Family cemeteries banned in West Chester Twp.

West Chester Twp. trustees have banned private and family cemeteries because they don’t want to burden taxpayers if the burial plots were ever abandoned.

Townships in this state are required to maintain public cemeteries — West Chester’s cemetery budget is $263,433 this year — and the trustees were concerned they would be responsible if someone ever abandoned a property that had a family cemetery on it.

“My concern is if those cemeteries become abandoned, they then become the responsibility of the township,” Trustee George Lang said. “I’m trying to avoid a future liability for the taxpayers. That’s purely it.”

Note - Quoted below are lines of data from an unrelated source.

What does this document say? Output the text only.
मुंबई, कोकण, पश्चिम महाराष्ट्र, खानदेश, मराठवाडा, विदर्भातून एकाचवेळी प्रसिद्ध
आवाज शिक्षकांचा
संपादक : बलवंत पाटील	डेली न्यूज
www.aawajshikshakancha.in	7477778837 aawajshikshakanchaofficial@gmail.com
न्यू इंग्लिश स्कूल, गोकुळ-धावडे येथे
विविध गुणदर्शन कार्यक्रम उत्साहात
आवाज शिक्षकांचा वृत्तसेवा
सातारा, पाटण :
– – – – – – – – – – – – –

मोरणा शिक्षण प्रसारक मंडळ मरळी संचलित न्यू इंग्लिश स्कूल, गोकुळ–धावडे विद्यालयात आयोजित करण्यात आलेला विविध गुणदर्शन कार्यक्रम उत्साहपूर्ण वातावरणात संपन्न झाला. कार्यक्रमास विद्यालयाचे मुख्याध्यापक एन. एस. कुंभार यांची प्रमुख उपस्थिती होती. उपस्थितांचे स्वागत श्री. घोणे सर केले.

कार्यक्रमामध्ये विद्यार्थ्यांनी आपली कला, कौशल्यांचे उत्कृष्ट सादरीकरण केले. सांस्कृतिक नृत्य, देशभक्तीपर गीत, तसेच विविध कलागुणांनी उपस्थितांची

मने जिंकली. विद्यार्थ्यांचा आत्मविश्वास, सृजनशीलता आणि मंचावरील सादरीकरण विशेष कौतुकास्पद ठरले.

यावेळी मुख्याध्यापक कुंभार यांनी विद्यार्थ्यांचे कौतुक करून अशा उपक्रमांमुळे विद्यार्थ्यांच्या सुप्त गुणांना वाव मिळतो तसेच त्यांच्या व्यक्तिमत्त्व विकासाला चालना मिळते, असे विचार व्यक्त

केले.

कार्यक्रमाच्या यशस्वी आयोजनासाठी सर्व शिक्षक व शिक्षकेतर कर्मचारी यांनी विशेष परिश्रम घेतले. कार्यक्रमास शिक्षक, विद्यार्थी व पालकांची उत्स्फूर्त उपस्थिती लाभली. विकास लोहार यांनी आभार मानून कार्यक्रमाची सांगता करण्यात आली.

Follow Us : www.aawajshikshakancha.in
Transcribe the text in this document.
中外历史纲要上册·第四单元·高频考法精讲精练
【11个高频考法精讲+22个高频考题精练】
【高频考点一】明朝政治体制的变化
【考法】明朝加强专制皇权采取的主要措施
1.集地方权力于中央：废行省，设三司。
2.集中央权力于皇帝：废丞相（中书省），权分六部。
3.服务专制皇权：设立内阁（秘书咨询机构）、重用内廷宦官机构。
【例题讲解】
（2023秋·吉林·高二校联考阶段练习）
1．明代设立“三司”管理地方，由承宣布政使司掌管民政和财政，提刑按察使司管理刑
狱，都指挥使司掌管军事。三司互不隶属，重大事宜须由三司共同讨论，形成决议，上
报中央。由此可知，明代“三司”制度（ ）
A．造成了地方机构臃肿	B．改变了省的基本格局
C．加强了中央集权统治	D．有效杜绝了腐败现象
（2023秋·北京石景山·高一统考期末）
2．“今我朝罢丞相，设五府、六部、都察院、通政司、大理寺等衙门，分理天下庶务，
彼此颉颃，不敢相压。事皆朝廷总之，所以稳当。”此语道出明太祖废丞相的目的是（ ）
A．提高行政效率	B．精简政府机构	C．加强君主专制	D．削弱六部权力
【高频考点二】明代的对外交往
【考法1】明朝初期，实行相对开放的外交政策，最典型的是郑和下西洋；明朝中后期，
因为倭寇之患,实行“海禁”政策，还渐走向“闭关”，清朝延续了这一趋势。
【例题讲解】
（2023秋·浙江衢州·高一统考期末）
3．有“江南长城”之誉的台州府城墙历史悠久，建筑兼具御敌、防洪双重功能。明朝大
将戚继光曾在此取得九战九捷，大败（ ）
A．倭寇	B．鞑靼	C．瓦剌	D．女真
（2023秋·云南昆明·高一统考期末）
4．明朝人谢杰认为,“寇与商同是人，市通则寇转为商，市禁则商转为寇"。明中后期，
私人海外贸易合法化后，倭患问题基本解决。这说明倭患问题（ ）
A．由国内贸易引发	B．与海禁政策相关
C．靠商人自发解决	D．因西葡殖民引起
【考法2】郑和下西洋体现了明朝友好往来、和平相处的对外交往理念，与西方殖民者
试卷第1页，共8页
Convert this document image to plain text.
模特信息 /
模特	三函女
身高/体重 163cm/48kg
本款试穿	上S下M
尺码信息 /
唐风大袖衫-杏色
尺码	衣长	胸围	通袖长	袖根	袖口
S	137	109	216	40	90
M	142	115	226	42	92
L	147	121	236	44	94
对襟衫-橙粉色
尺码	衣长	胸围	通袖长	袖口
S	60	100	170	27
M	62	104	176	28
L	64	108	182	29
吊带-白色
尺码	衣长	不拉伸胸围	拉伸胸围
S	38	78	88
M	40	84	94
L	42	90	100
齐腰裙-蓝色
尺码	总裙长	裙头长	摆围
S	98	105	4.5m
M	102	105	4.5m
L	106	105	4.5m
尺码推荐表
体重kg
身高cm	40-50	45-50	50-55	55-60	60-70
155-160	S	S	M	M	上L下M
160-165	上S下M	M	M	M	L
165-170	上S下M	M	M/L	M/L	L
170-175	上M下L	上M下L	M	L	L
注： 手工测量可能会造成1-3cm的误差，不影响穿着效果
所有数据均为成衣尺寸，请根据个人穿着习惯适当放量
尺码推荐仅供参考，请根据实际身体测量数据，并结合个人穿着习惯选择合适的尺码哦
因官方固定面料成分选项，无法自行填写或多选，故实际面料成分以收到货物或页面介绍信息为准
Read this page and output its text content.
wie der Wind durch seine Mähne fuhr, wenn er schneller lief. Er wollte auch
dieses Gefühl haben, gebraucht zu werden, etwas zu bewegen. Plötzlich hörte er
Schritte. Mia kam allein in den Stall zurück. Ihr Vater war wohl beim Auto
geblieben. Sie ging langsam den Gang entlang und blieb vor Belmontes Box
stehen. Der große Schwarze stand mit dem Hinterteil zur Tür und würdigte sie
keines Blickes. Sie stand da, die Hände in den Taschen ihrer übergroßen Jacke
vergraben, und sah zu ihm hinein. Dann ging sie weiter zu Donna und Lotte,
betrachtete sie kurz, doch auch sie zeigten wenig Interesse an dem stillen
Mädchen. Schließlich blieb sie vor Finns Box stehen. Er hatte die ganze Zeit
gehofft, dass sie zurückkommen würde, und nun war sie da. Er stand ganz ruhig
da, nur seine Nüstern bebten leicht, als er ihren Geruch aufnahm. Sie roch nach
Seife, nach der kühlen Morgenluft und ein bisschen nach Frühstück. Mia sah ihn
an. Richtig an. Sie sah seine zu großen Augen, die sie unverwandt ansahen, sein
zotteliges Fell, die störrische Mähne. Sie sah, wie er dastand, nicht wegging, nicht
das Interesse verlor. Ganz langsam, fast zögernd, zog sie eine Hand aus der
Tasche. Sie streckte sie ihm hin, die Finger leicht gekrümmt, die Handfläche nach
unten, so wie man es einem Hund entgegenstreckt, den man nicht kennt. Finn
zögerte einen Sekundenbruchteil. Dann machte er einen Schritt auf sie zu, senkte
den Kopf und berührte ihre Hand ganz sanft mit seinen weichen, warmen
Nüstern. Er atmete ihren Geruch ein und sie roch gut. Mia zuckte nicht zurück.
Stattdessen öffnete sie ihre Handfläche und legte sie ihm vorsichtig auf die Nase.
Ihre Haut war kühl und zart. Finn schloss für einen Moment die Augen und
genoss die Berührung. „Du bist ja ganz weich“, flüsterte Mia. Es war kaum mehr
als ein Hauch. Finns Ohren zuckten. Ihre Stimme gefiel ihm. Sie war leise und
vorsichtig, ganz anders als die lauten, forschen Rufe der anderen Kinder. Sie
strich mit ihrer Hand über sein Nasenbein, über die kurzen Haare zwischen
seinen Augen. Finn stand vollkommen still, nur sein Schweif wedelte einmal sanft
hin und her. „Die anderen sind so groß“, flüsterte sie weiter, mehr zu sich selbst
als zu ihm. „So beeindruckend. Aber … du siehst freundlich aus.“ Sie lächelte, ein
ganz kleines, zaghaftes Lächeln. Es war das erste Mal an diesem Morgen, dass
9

Township administrator Judi Boyko told the trustees recently she doesn’t believe they have any situations pending like the one Lang described, and they aren’t going to take an inventory, but an attorney general’s opinion allows the ban so they wanted to give themselves some extra protection.

In 2007, the attorney general’s office decided townships could not ban private cemeteries. The prosecutor in Fairfield County asked the question again in 2014 and the attorney general said townships with limited home rule authority, like West Chester, do have the power.

“A board of trustees of a limited home rule township may enact a resolution prohibiting the burial of human remains in private or family cemeteries within the unincorporated territory of the township provided that the board of township trustees determines the resolution is in the interest of the public health, safety, morals, or general welfare of the public,” the opinion reads. “Relevant factors that a board of township trustees may consider in determining whether to enact such a resolution include, among others, the conservation of safe, underground water resources and the preservation of property values within the township.”

West Chester spokeswoman Barb Wilson said there is only one public cemetery in the township on West Chester Road. She called the legislation “preemptive.”

“We don’t anticipate people would try to take the steps to bury family members in this fashion,” she said. “But because there could be the possibility at some point in time it seemed the most responsible thing to do, to take this preemptive measure.”